We learned 2,996 people died that day.

There are times in all of our lives we will never forget, moments in history that changed our lives forever, or at the very least changed our perspectives.

We remember the day.

We remember the events as they unfolded.

We remember who we were with at the moment.

We remember how we found out.

We remember words that were spoken.

And, it seems, we always remember where we were.

On that day when terrorists attacked America many of us, journalism colleagues, were in the same place we were every day, in the newsroom.

Though we spent every day, all day, in the same newsroom for years there are no days that we remember like that day.

Most of us remember exactly where we were on other days that live in infamy.
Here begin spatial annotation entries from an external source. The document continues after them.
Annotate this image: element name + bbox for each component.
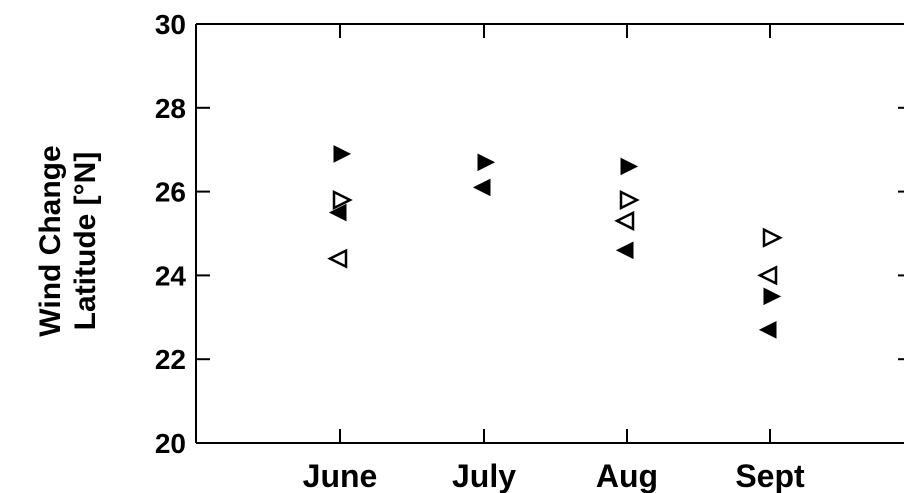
y-tick-label: 26 (155, 177, 186, 208)
x-category-label: Sept (735, 458, 805, 493)
y-axis-title-line-1: Wind Change (34, 145, 67, 336)
y-tick-label: 28 (155, 93, 186, 124)
open-triangle-left-marker (327, 248, 348, 269)
x-category-label: June (303, 458, 378, 493)
x-category-label: July (452, 458, 516, 493)
filled-triangle-left-marker (758, 321, 777, 339)
data-markers (327, 145, 783, 339)
x-category-labels: June July Aug Sept (303, 458, 805, 493)
axis-ticks (196, 23, 904, 444)
filled-triangle-right-marker (333, 145, 352, 163)
plot-frame (195, 23, 904, 444)
open-triangle-left-marker (614, 210, 635, 231)
filled-triangle-left-marker (615, 241, 634, 260)
open-triangle-left-marker (757, 265, 778, 286)
y-tick-labels: 20 22 24 26 28 30 (155, 9, 187, 459)
y-tick-label: 24 (155, 260, 187, 291)
y-tick-label: 30 (155, 9, 186, 40)
filled-triangle-left-marker (328, 203, 347, 222)
x-category-label: Aug (596, 458, 658, 493)
filled-triangle-right-marker (763, 287, 782, 306)
open-triangle-right-marker (762, 227, 783, 248)
open-triangle-right-marker (619, 189, 640, 211)
y-axis-title-line-2: Latitude [°N] (69, 152, 102, 331)
filled-triangle-right-marker (477, 153, 496, 172)
y-tick-label: 20 (155, 428, 186, 459)
open-triangle-right-marker (332, 189, 353, 211)
filled-triangle-right-marker (620, 157, 639, 176)
y-tick-label: 22 (155, 344, 186, 375)
filled-triangle-left-marker (472, 178, 491, 197)
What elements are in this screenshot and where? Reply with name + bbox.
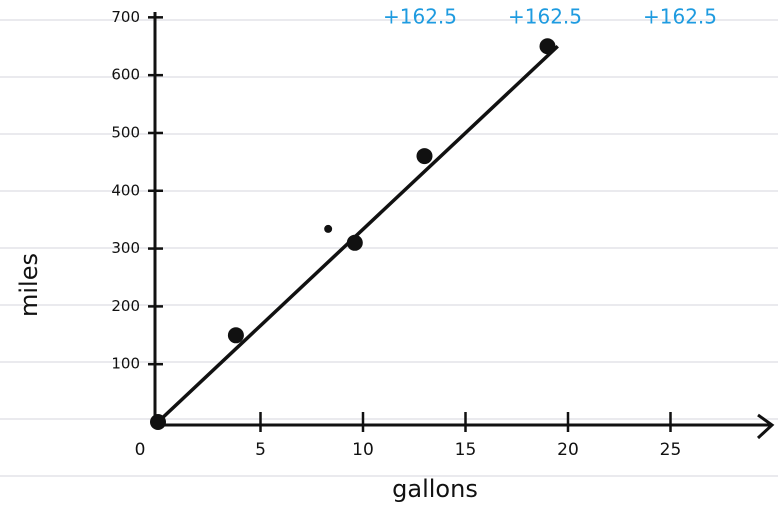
y-tick-label: 400 (111, 181, 140, 199)
y-tick-label: 600 (111, 66, 140, 84)
fit-line (158, 46, 558, 422)
chart: gallons miles 0 5 10 15 20 25 100 200 300 400 500 6… (0, 0, 778, 510)
x-tick-label: 15 (455, 440, 477, 460)
annotation: +162.5 (508, 5, 582, 29)
data-point (228, 327, 244, 343)
x-tick-label: 25 (660, 440, 682, 460)
data-point (347, 235, 363, 251)
y-tick-label: 200 (111, 297, 140, 315)
y-tick-label: 300 (111, 239, 140, 257)
data-point (417, 148, 433, 164)
y-tick-label: 100 (111, 355, 140, 373)
y-tick-label: 500 (111, 123, 140, 141)
x-axis-label: gallons (392, 475, 478, 503)
x-tick-label: 10 (352, 440, 374, 460)
x-tick-label: 0 (135, 440, 146, 460)
x-tick-label: 20 (557, 440, 579, 460)
data-point (150, 414, 166, 430)
annotation: +162.5 (383, 5, 457, 29)
x-tick-label: 5 (255, 440, 266, 460)
data-point (540, 38, 556, 54)
y-tick-label: 700 (111, 8, 140, 26)
annotation: +162.5 (643, 5, 717, 29)
y-axis-label: miles (15, 253, 43, 317)
data-point (324, 225, 332, 233)
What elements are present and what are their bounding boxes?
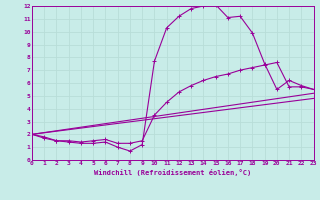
X-axis label: Windchill (Refroidissement éolien,°C): Windchill (Refroidissement éolien,°C) [94,169,252,176]
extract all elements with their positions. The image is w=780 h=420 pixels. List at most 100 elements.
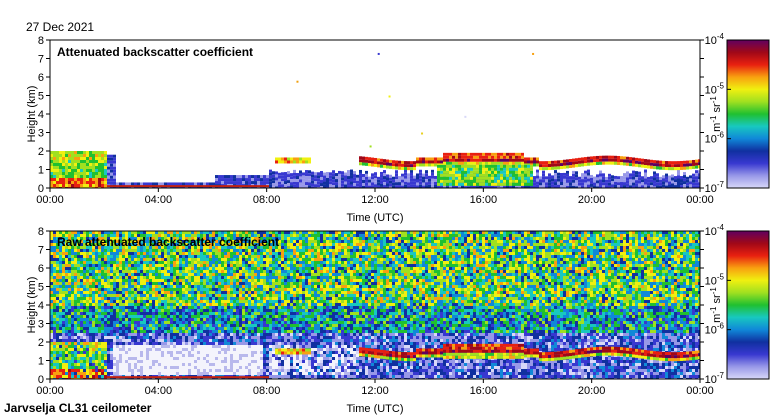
noise-cell [182, 261, 185, 264]
haze-cell [218, 175, 221, 179]
surface-line [149, 376, 152, 379]
x-tick-label: 00:00 [686, 194, 714, 206]
noise-cell [164, 333, 167, 336]
noise-cell [104, 312, 107, 315]
noise-cell [191, 327, 194, 330]
noise-cell [179, 294, 182, 297]
noise-cell [167, 240, 170, 243]
bl-cell [77, 151, 80, 154]
precip-cell [530, 176, 533, 180]
precip-cell [449, 179, 452, 183]
haze-cell [566, 170, 569, 174]
noise-cell [134, 351, 137, 354]
noise-cell [116, 351, 119, 354]
bl-cell [83, 166, 86, 169]
haze-cell [269, 184, 272, 188]
haze-cell [260, 178, 263, 182]
bl-cell [104, 157, 107, 160]
haze-cell [581, 182, 584, 186]
haze-cell [620, 185, 623, 188]
precip-cell [488, 179, 491, 183]
haze-cell [602, 179, 605, 183]
haze-cell [425, 185, 428, 188]
haze-cell [581, 173, 584, 177]
noise-cell [128, 231, 131, 234]
noise-cell [83, 330, 86, 333]
cloud-cell [482, 161, 485, 165]
noise-cell [152, 291, 155, 294]
haze-cell [425, 170, 428, 174]
haze-cell [584, 176, 587, 180]
noise-cell [134, 276, 137, 279]
precip-cell [488, 167, 491, 171]
bl-cell [53, 172, 56, 175]
noise-cell [125, 303, 128, 306]
noise-cell [74, 297, 77, 300]
precip-cell [530, 179, 533, 183]
noise-cell [116, 357, 119, 360]
cloud-cell [446, 155, 449, 159]
noise-cell [53, 327, 56, 330]
haze-cell [341, 174, 344, 178]
noise-cell [65, 336, 68, 339]
noise-cell [158, 285, 161, 288]
haze-cell [692, 173, 695, 177]
surface-line [167, 376, 170, 379]
noise-cell [137, 240, 140, 243]
haze-cell [683, 178, 686, 182]
noise-cell [179, 339, 182, 342]
noise-cell [194, 285, 197, 288]
noise-cell [134, 234, 137, 237]
bl-cell [83, 175, 86, 178]
haze-cell [224, 181, 227, 185]
bl-cell [95, 160, 98, 163]
haze-cell [314, 181, 317, 185]
cloud-cell [506, 152, 509, 156]
cloud-cell [569, 162, 572, 166]
noise-cell [161, 300, 164, 303]
precip-cell [449, 170, 452, 174]
noise-cell [158, 297, 161, 300]
cloud-cell [683, 166, 686, 170]
noise-cell [95, 318, 98, 321]
y-tick-label: 4 [38, 109, 44, 121]
haze-cell [278, 184, 281, 188]
noise-cell [59, 282, 62, 285]
bl-cell [104, 357, 107, 360]
noise-cell [95, 324, 98, 327]
haze-cell [290, 182, 293, 186]
noise-cell [188, 285, 191, 288]
cloud-cell [593, 162, 596, 166]
cloud-cell [455, 155, 458, 159]
noise-cell [191, 339, 194, 342]
noise-cell [194, 342, 197, 345]
noise-cell [119, 336, 122, 339]
haze-cell [257, 181, 260, 185]
cloud-cell [485, 158, 488, 162]
noise-cell [164, 291, 167, 294]
noise-cell [53, 279, 56, 282]
noise-cell [158, 255, 161, 258]
noise-cell [194, 246, 197, 249]
noise-cell [143, 276, 146, 279]
noise-cell [86, 291, 89, 294]
noise-cell [149, 357, 152, 360]
noise-cell [185, 270, 188, 273]
precip-cell [506, 179, 509, 183]
cloud-cell [698, 165, 700, 169]
bl-cell [101, 169, 104, 172]
noise-cell [71, 300, 74, 303]
cloud-cell [440, 160, 443, 164]
cloud-cell [680, 166, 683, 170]
noise-cell [101, 285, 104, 288]
noise-cell [116, 360, 119, 363]
noise-cell [173, 333, 176, 336]
haze-cell [326, 171, 329, 175]
noise-cell [131, 369, 134, 372]
noise-cell [164, 258, 167, 261]
noise-cell [164, 240, 167, 243]
noise-cell [83, 237, 86, 240]
noise-cell [173, 243, 176, 246]
haze-cell [554, 173, 557, 177]
haze-cell [263, 181, 266, 185]
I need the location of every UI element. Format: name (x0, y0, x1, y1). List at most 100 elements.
We know where we were when the Challenger space shuttle exploded. We know where we were when we heard Elvis had died. Others remember where they were when President John F. Kennedy was assassinated or when Pearl Harbor was bombed.

We are living history at this very moment.

Every single day, and with every single death, history is being made.

Where were you during COVID-19?

Some day we all will look back on these days.

We will look back and talk about the global pandemic and collapse of the American economy.

We will tell our children and our grandchildren about how our lives changed.

We will tell them about yet another time in history when America stood still, or at the least, when she sheltered in place.

And we will all remember exactly where we were: At home.

Jim Zachary is the editor of the Valdosta Daily Times, president of the Georgia First Amendment Foundation and CNHI’s deputy national editor.